BACKGROUND: Amyotrophic Lateral Sclerosis (ALS) is a highly heterogenous neurodegenerative disorder that primarily affects upper and lower motor neurons, affecting additional cell types and brain regions. Underlying molecular mechanisms are still elusive, in part due to disease heterogeneity. Molecular disease subtyping through integrative analyses including RNA editing profiling is a novel approach for identification of molecular networks involved in pathogenesis.
METHODS: We aimed to highlight the role of RNA editing in ALS, focusing on the frontal cortex and the prevalent molecular disease subtype (ALS-Ox), previously determined by transcriptomic profile stratification.
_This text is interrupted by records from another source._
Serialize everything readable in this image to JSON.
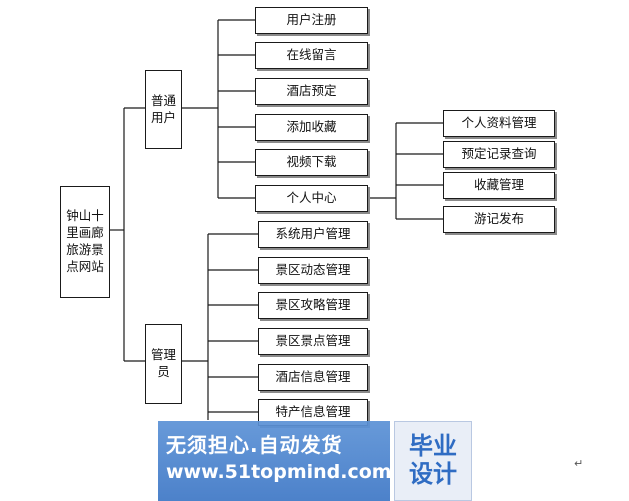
{
  "diagram": {
    "root": "钟山十里画廊旅游景点网站",
    "branches": [
      {
        "label": "普通用户",
        "items": [
          "用户注册",
          "在线留言",
          "酒店预定",
          "添加收藏",
          "视频下载",
          "个人中心"
        ],
        "sub": {
          "parent": "个人中心",
          "items": [
            "个人资料管理",
            "预定记录查询",
            "收藏管理",
            "游记发布"
          ]
        }
      },
      {
        "label": "管理员",
        "items": [
          "系统用户管理",
          "景区动态管理",
          "景区攻略管理",
          "景区景点管理",
          "酒店信息管理",
          "特产信息管理"
        ]
      }
    ]
  },
  "watermark": {
    "line1": "无须担心.自动发货",
    "line2": "www.51topmind.com",
    "badge_line1": "毕业",
    "badge_line2": "设计"
  },
  "paragraph_mark": "↵",
  "colors": {
    "line": "#1a1a1a",
    "watermark_blue": "#3f78c6",
    "badge_text": "#2f6cc3"
  }
}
We established global RNA editing (editome) and gene expression (transcriptome) profiles in control and ALS-Ox cases, utilizing publicly available RNA-seq data (GSE153960) and an in-house analysis pipeline. Functional annotation and pathway analyses identified molecular processes affected by RNA editing alterations. Pearson correlation analyses assessed RNA editing effects on expression. Similar analyses on additional ALS-Ox and control samples (GSE124439) were performed for verification. Targeted re-sequencing and qRT-PCR analysis targeting CACNA1C, were performed using frontal cortex tissue from ALS and control samples (n = 3 samples/group).
RESULTS: We identified reduced global RNA editing in the frontal cortex of ALS-Ox cases. Differentially edited transcripts are enriched in synapses, particularly in the glutamatergic synapse pathway. Bioinformatic analyses on additional ALS-Ox and control RNA-seq data verified these findings. We identified increased recoding at the Q621R site in the GRIK2 transcript and determined positive correlations between RNA editing and gene expression alterations in ionotropic receptor subunits GRIA2, GRIA3 and the CACNA1C transcript, which encodes the pore forming subunit of a post-synaptic L-type calcium channel. Experimental data verified RNA editing alterations and editing-expression correlation in CACNA1C, highlighting CACNA1C as a target for further study.
CONCLUSIONS: We provide evidence on the involvement of RNA editing in the frontal cortex of an ALS molecular subtype, highlighting a modulatory role mediated though recoding and gene expression regulation on glutamatergic synapse related transcripts. We report RNA editing effects in disease-related transcripts and validated editing alterations in CACNA1C. Our study provides targets for further functional studies that could shed light in underlying disease mechanisms enabling novel therapeutic approaches.